Thirteen Ways of Looking At Memory

NaPoWriMo 2019 – Day 30

Thirteen Ways of Looking at Memory

Stone border wall keeping one
from entering dreamed of place
called Freedom.

Being constantly locked into
space of exhausting

Grains of sand
that linger long
after leaving the beach.

Becoming only an
irritant in need
of being brushed away.

An echo bouncing off
mountain of buried

Ghostly apparitions
come to shatter peace
of present moments.

Dark shadows that swallow
dreams of a distant
but different future.

A light switch
mounted on wall
of remembering.

Poem, like a star, dancing in darkness
waiting for someone to look up
to see.

Greening path of footprints
offering steps toward growth
and healing.

A chance to redo
what has already
been done.

More than fleeting probability
to smash bricks in stone wall
encasing Freedom

Opportunity to live, to breathe
inside wider place
of grace long promised.

Elizabeth Crawford 4/30/2019

Process Notes: This one has been slowly building itself for about two weeks, as I noticed that most of the poems I’ve written this month are about, or based in memory.  And during those daily writings, the phone rings at least once and I always wonder if it is the woman who calls me occasionally to share a Bible verse with me, seemingly forgetting that I told her the first time that I studied the Bible, long ago, taught adult Bible Study classes, and view it very differently than she does. I believe that the Artists, especially the writers of any generation share the same energy as the prophets of old.

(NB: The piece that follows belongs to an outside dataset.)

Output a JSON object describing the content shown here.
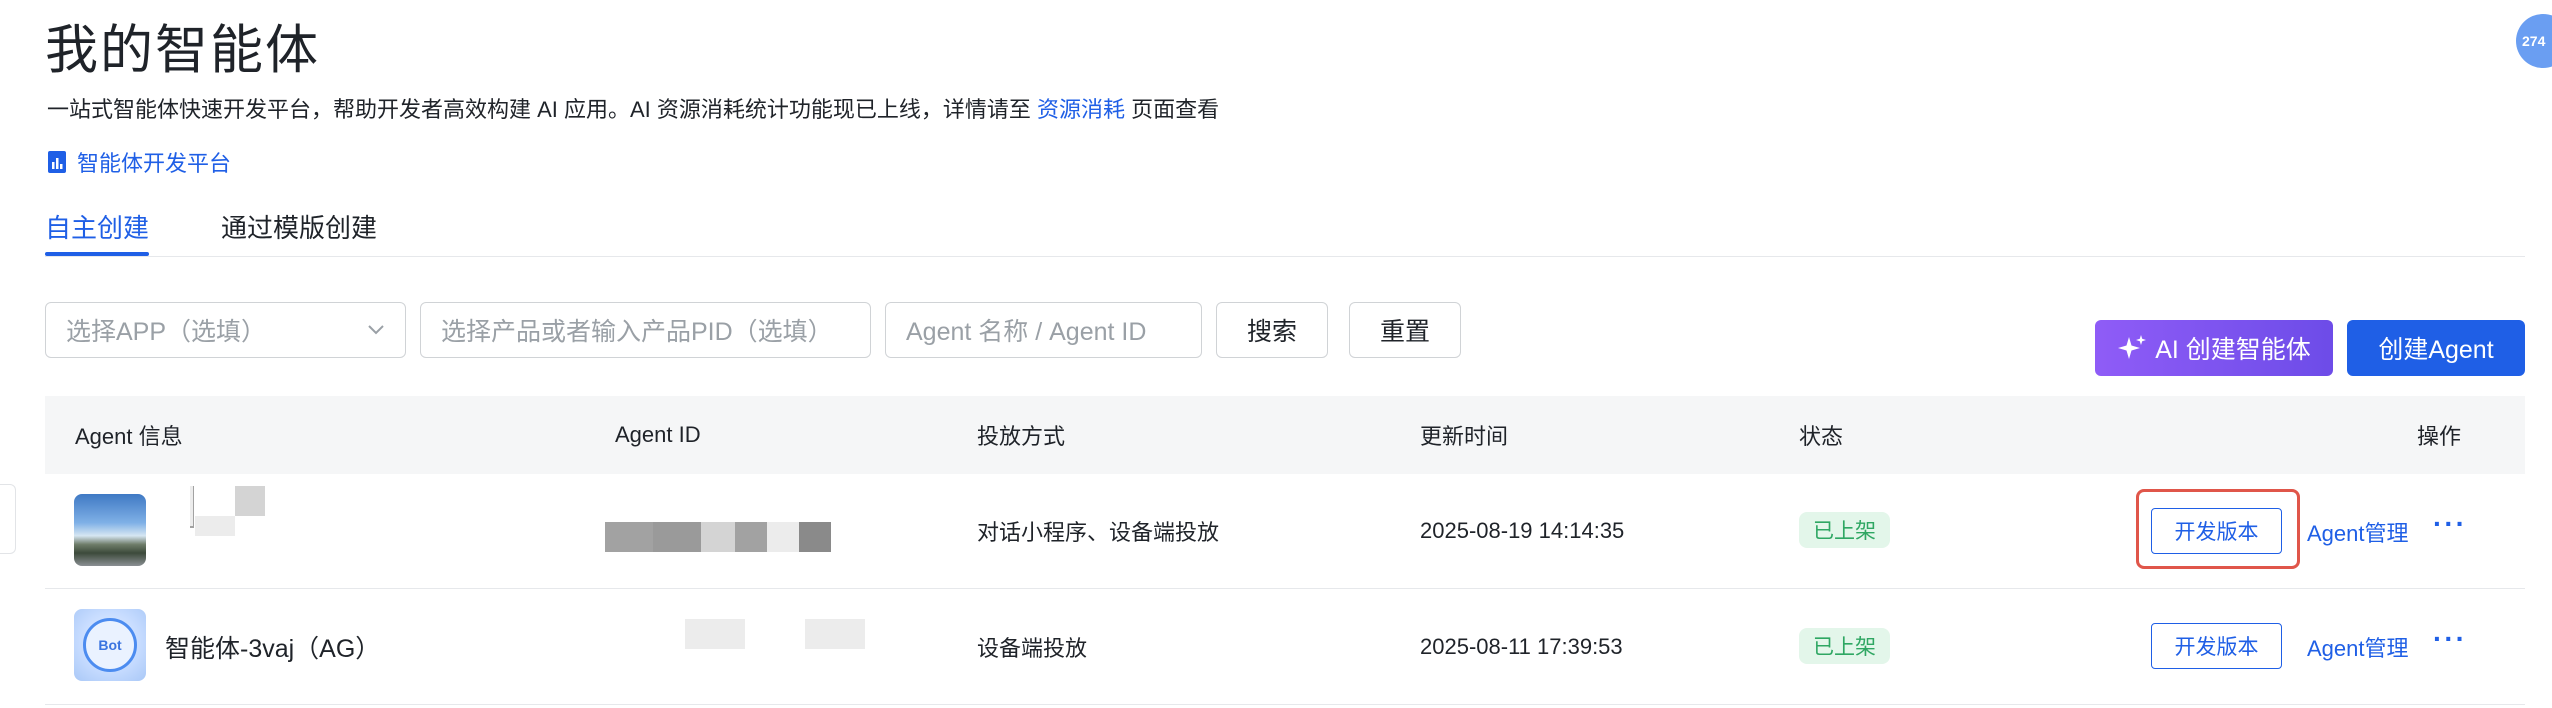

Clarissa Pinkola Estes, in her book, “Women Who Run With the Wolves”, tells us that ‘nothing is ever lost from the human psyche’. Think about that for a moment. Our skin holds all that gives us life, and also each moment that we have lived. In this present moment we are the culmination of all of those moments. They hold both purpose and meaning. When we work to heal past moments of wounding, we are freeing our future moments for something better than what came before. Creating that wider place in which to exist.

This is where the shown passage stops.